”Grace,” the title of an enormously popular 1916 Easter Rising ballad sung at Celtic F.C. matches and recorded by Rod Stewart, may have a twist to the story that no one foresaw or knew about at the time.
Grace Gifford married Joseph Plunkett in his cell in Kilmainham Gaol on May 4, 1916, after he was identified as a leader of the Rising and just hours before his death.
Now, historian Lindsey Earner-Byrne, Professor of Irish Gender History at University College Cork, says there may have been more to the hurried marriage story than first appears.
She states that Gifford may have been pregnant when she married Plunkett. Evidence for this comes from Plunkett’s sister, Geraldine Plunkett, who was certain Grace had a miscarriage shortly after the 1916 Easter Rising.
A radio documentary examining the story called “Forgotten: Widows of the Irish Revolution” was broadcast on RTÉ on Thursday night.
If she was pregnant as her sister alleged, it would have been a mortal scandal in the Ireland of its time. However, the theory goes, that getting married washed away any occasion of sin if she actually knew she was pregnant when she married him.
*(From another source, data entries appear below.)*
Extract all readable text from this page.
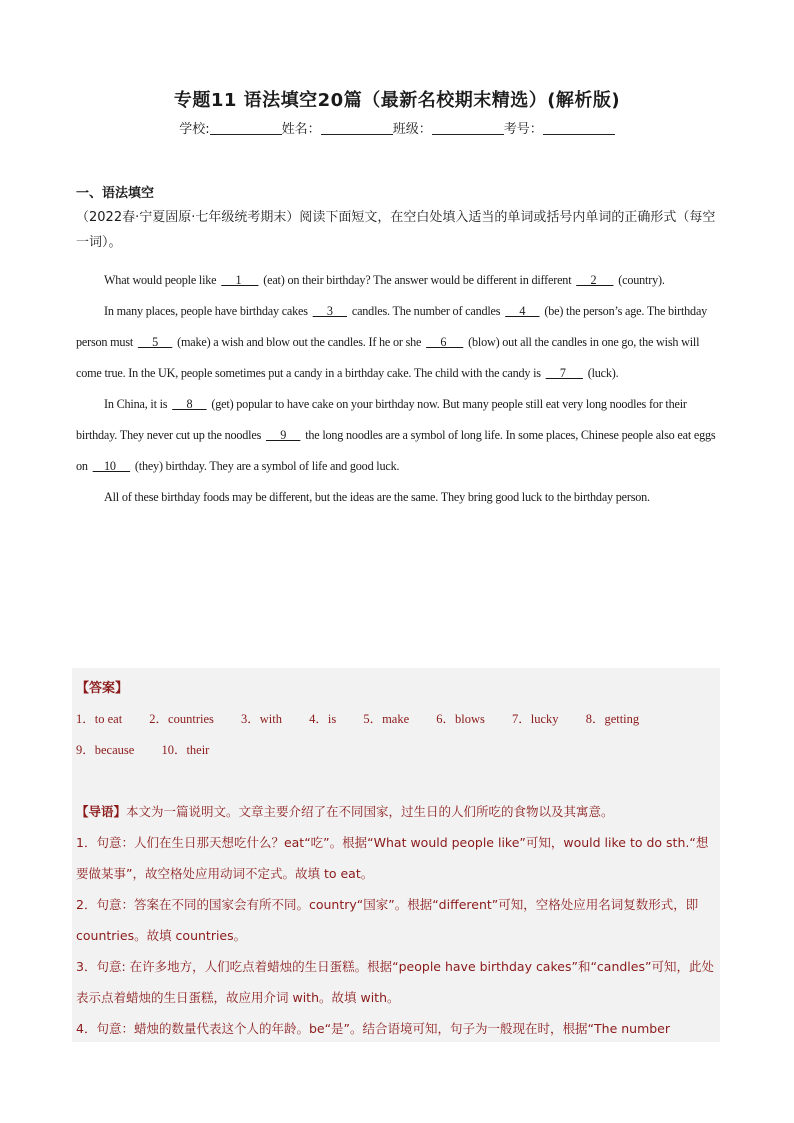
专题11 语法填空20篇（最新名校期末精选）(解析版)
学校:	姓名：	班级：	考号：
一、语法填空
（2022春·宁夏固原·七年级统考期末）阅读下面短文，在空白处填入适当的单词或括号内单词的正确形式（每空一词）。

What would people like      1       (eat) on their birthday? The answer would be different in different      2       (country).

In many places, people have birthday cakes      3      candles. The number of candles      4      (be) the person’s age. The birthday person must      5      (make) a wish and blow out the candles. If he or she      6       (blow) out all the candles in one go, the wish will come true. In the UK, people sometimes put a candy in a birthday cake. The child with the candy is      7       (luck).

In China, it is      8      (get) popular to have cake on your birthday now. But many people still eat very long noodles for their birthday. They never cut up the noodles      9      the long noodles are a symbol of long life. In some places, Chinese people also eat eggs on     10      (they) birthday. They are a symbol of life and good luck.

All of these birthday foods may be different, but the ideas are the same. They bring good luck to the birthday person.

【答案】
1．to eat 2．countries 3．with 4．is 5．make 6．blows 7．lucky 8．getting
9．because 10．their

【导语】本文为一篇说明文。文章主要介绍了在不同国家，过生日的人们所吃的食物以及其寓意。

1．句意：人们在生日那天想吃什么？eat“吃”。根据“What would people like”可知，would like to do sth.“想要做某事”，故空格处应用动词不定式。故填 to eat。

2．句意：答案在不同的国家会有所不同。country“国家”。根据“different”可知，空格处应用名词复数形式，即 countries。故填 countries。

3．句意: 在许多地方，人们吃点着蜡烛的生日蛋糕。根据“people have birthday cakes”和“candles”可知，此处表示点着蜡烛的生日蛋糕，故应用介词 with。故填 with。

4．句意：蜡烛的数量代表这个人的年龄。be“是”。结合语境可知，句子为一般现在时，根据“The number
“If it was true (that she was pregnant), it would have had significant implications for Grace’s moral standing in the community,” Prof Earner-Byrne states in the documentary.
“It would have meant that the relationship was consummated before the wedding. It would also have meant that marriage had much greater significance for both of them. Unmarried women in those days were particularly vulnerable.”
Having a child outside marriage was a very serious matter in those times and would have resulted in social boycott.
However, a last-minute wedding in Kilmainham could have been a way for Grace to have avoided such a fate, Professor Earner-Byrne will say.
We will of course, never know the answer but we can rest assured the love story of Grace and Joseph will carry on down the ages, wherever Irish ballads are sung.